The summer of strikes and increase in labor militancy will be crucial in testing Joe Biden’s claim that he’s the “most pro-union president in American history.” Will he support the workers through his words and actions, or fall short once again of the American people’s expectations? Biden’s time in office has been a resurgence for workers, in no small part due to the appointees placed on the NLRB, and Biden’s public support for organizing efforts from his presidential platform. But this stands in stark contrast to his decision to curtail the efforts of Railroad workers last winter. When rail workers prepared to strike, Biden signed a bill to restrict their ability to do so, because of the harm it could do to the American economy.
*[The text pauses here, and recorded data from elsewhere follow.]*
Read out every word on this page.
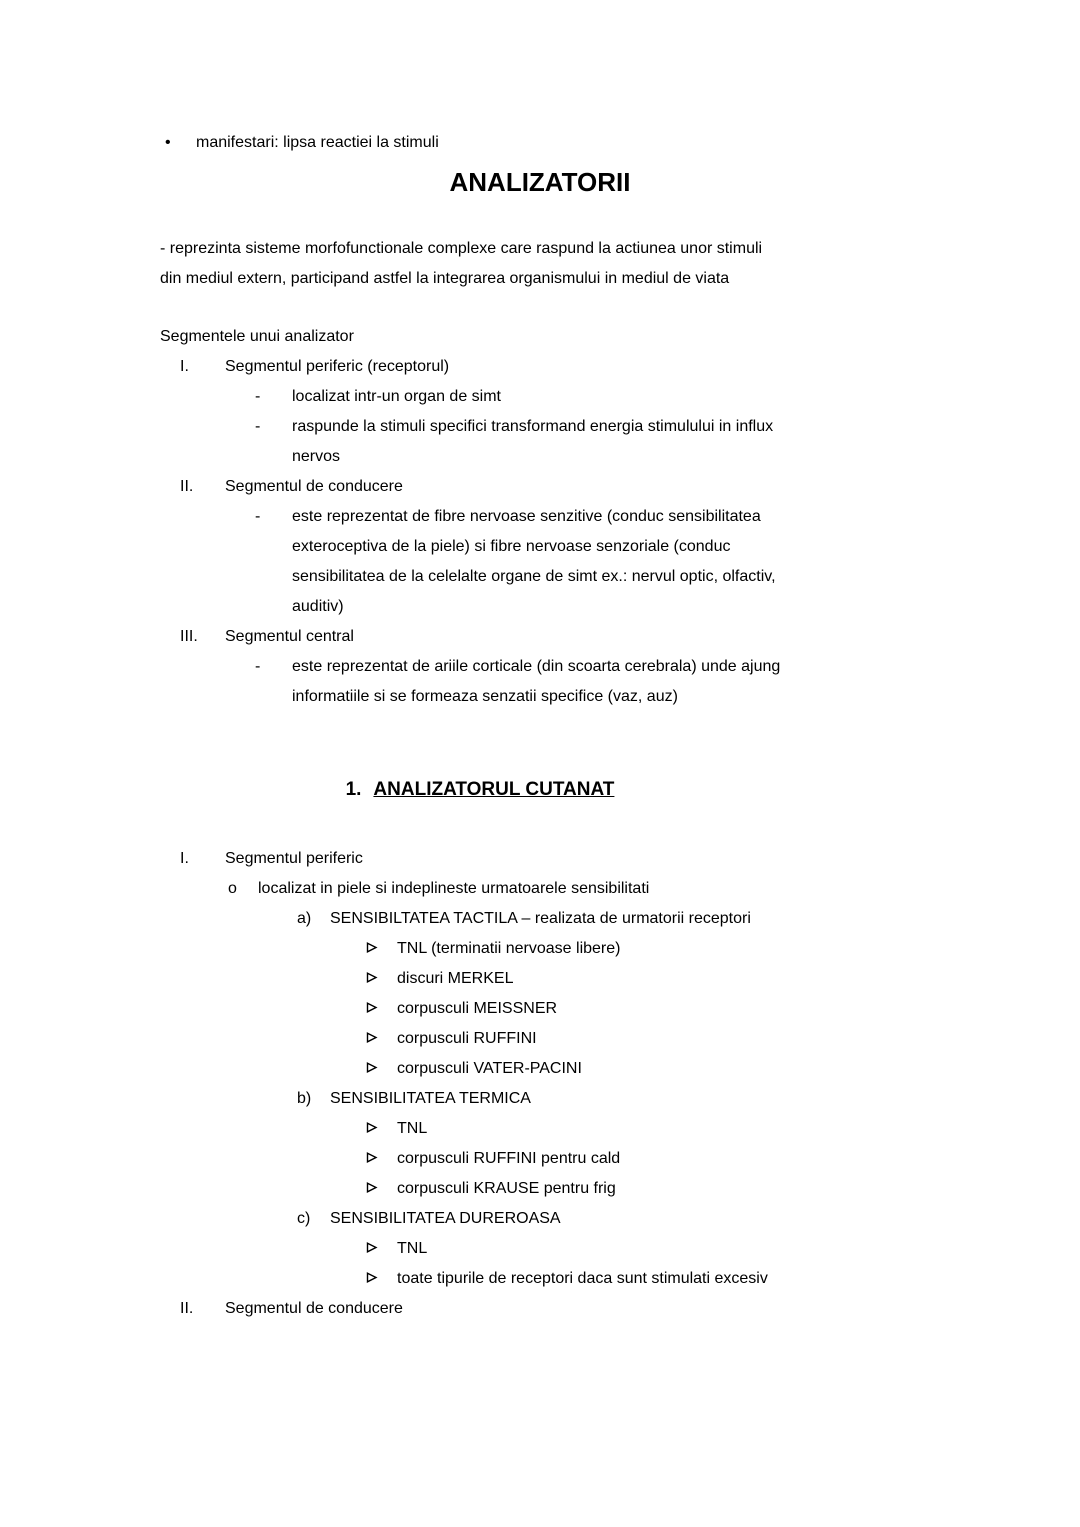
•	manifestari: lipsa reactiei la stimuli
ANALIZATORII
- reprezinta sisteme morfofunctionale complexe care raspund la actiunea unor stimuli
din mediul extern, participand astfel la integrarea organismului in mediul de viata
Segmentele unui analizator
I.	Segmentul periferic (receptorul)
-	localizat intr-un organ de simt
-	raspunde la stimuli specifici transformand energia stimulului in influx
nervos
II.	Segmentul de conducere
-	este reprezentat de fibre nervoase senzitive (conduc sensibilitatea
exteroceptiva de la piele) si fibre nervoase senzoriale (conduc
sensibilitatea de la celelalte organe de simt ex.: nervul optic, olfactiv,
auditiv)
III.	Segmentul central
-	este reprezentat de ariile corticale (din scoarta cerebrala) unde ajung
informatiile si se formeaza senzatii specifice (vaz, auz)
1. ANALIZATORUL CUTANAT
I.	Segmentul periferic
o	localizat in piele si indeplineste urmatoarele sensibilitati
a)	SENSIBILTATEA TACTILA – realizata de urmatorii receptori
TNL (terminatii nervoase libere)
discuri MERKEL
corpusculi MEISSNER
corpusculi RUFFINI
corpusculi VATER-PACINI
b)	SENSIBILITATEA TERMICA
TNL
corpusculi RUFFINI pentru cald
corpusculi KRAUSE pentru frig
c)	SENSIBILITATEA DUREROASA
TNL
toate tipurile de receptori daca sunt stimulati excesiv
II.	Segmentul de conducere
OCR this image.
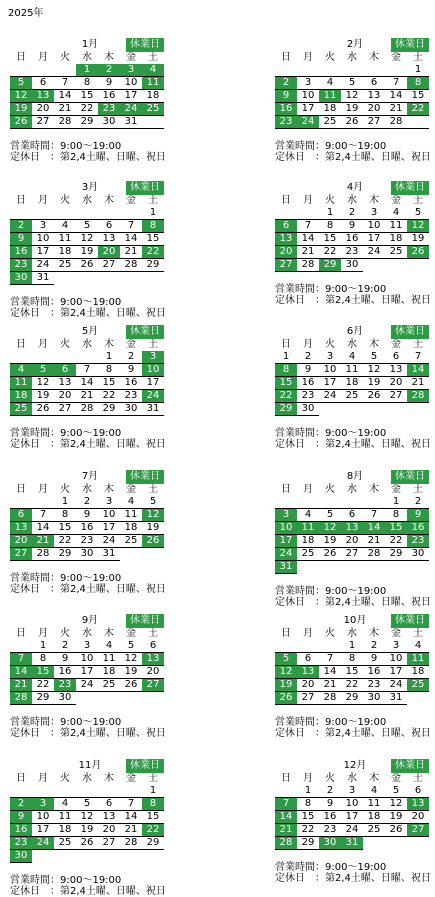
2025年
1月	休業日
日	月	火	水	木	金	土
			1	2	3	4
5	6	7	8	9	10	11
12	13	14	15	16	17	18
19	20	21	22	23	24	25
26	27	28	29	30	31	
営業時間：9:00〜19:00
定休日　：第2,4土曜、日曜、祝日
2月	休業日
日	月	火	水	木	金	土
						1
2	3	4	5	6	7	8
9	10	11	12	13	14	15
16	17	18	19	20	21	22
23	24	25	26	27	28	
営業時間：9:00〜19:00
定休日　：第2,4土曜、日曜、祝日
3月	休業日
日	月	火	水	木	金	土
						1
2	3	4	5	6	7	8
9	10	11	12	13	14	15
16	17	18	19	20	21	22
23	24	25	26	27	28	29
30	31					
営業時間：9:00〜19:00
定休日　：第2,4土曜、日曜、祝日
4月	休業日
日	月	火	水	木	金	土
		1	2	3	4	5
6	7	8	9	10	11	12
13	14	15	16	17	18	19
20	21	22	23	24	25	26
27	28	29	30			
営業時間：9:00〜19:00
定休日　：第2,4土曜、日曜、祝日
5月	休業日
日	月	火	水	木	金	土
				1	2	3
4	5	6	7	8	9	10
11	12	13	14	15	16	17
18	19	20	21	22	23	24
25	26	27	28	29	30	31
営業時間：9:00〜19:00
定休日　：第2,4土曜、日曜、祝日
6月	休業日
日	月	火	水	木	金	土
1	2	3	4	5	6	7
8	9	10	11	12	13	14
15	16	17	18	19	20	21
22	23	24	25	26	27	28
29	30					
営業時間：9:00〜19:00
定休日　：第2,4土曜、日曜、祝日
7月	休業日
日	月	火	水	木	金	土
		1	2	3	4	5
6	7	8	9	10	11	12
13	14	15	16	17	18	19
20	21	22	23	24	25	26
27	28	29	30	31		
営業時間：9:00〜19:00
定休日　：第2,4土曜、日曜、祝日
8月	休業日
日	月	火	水	木	金	土
					1	2
3	4	5	6	7	8	9
10	11	12	13	14	15	16
17	18	19	20	21	22	23
24	25	26	27	28	29	30
31						
営業時間：9:00〜19:00
定休日　：第2,4土曜、日曜、祝日
9月	休業日
日	月	火	水	木	金	土
	1	2	3	4	5	6
7	8	9	10	11	12	13
14	15	16	17	18	19	20
21	22	23	24	25	26	27
28	29	30				
営業時間：9:00〜19:00
定休日　：第2,4土曜、日曜、祝日
10月	休業日
日	月	火	水	木	金	土
			1	2	3	4
5	6	7	8	9	10	11
12	13	14	15	16	17	18
19	20	21	22	23	24	25
26	27	28	29	30	31	
営業時間：9:00〜19:00
定休日　：第2,4土曜、日曜、祝日
11月	休業日
日	月	火	水	木	金	土
						1
2	3	4	5	6	7	8
9	10	11	12	13	14	15
16	17	18	19	20	21	22
23	24	25	26	27	28	29
30						
営業時間：9:00〜19:00
定休日　：第2,4土曜、日曜、祝日
12月	休業日
日	月	火	水	木	金	土
	1	2	3	4	5	6
7	8	9	10	11	12	13
14	15	16	17	18	19	20
21	22	23	24	25	26	27
28	29	30	31			
営業時間：9:00〜19:00
定休日　：第2,4土曜、日曜、祝日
This justification demonstrates a fundamental misunderstanding of what a strike is meant to do: a strike is meant to do damage to the existing economy, it is meant to disrupt day-to-day operations, so the public, policymakers, and, most importantly, corporate bosses realize the extent to which these individuals’ invisible, unrewarded labor keeps the US economy in operation. By signing the bill to break the railroad strike, Biden has sowed doubt within labor activists throughout the nation about his true commitment to worker solidarity- doubts that will only be answered on the campaign trail and in the upcoming election.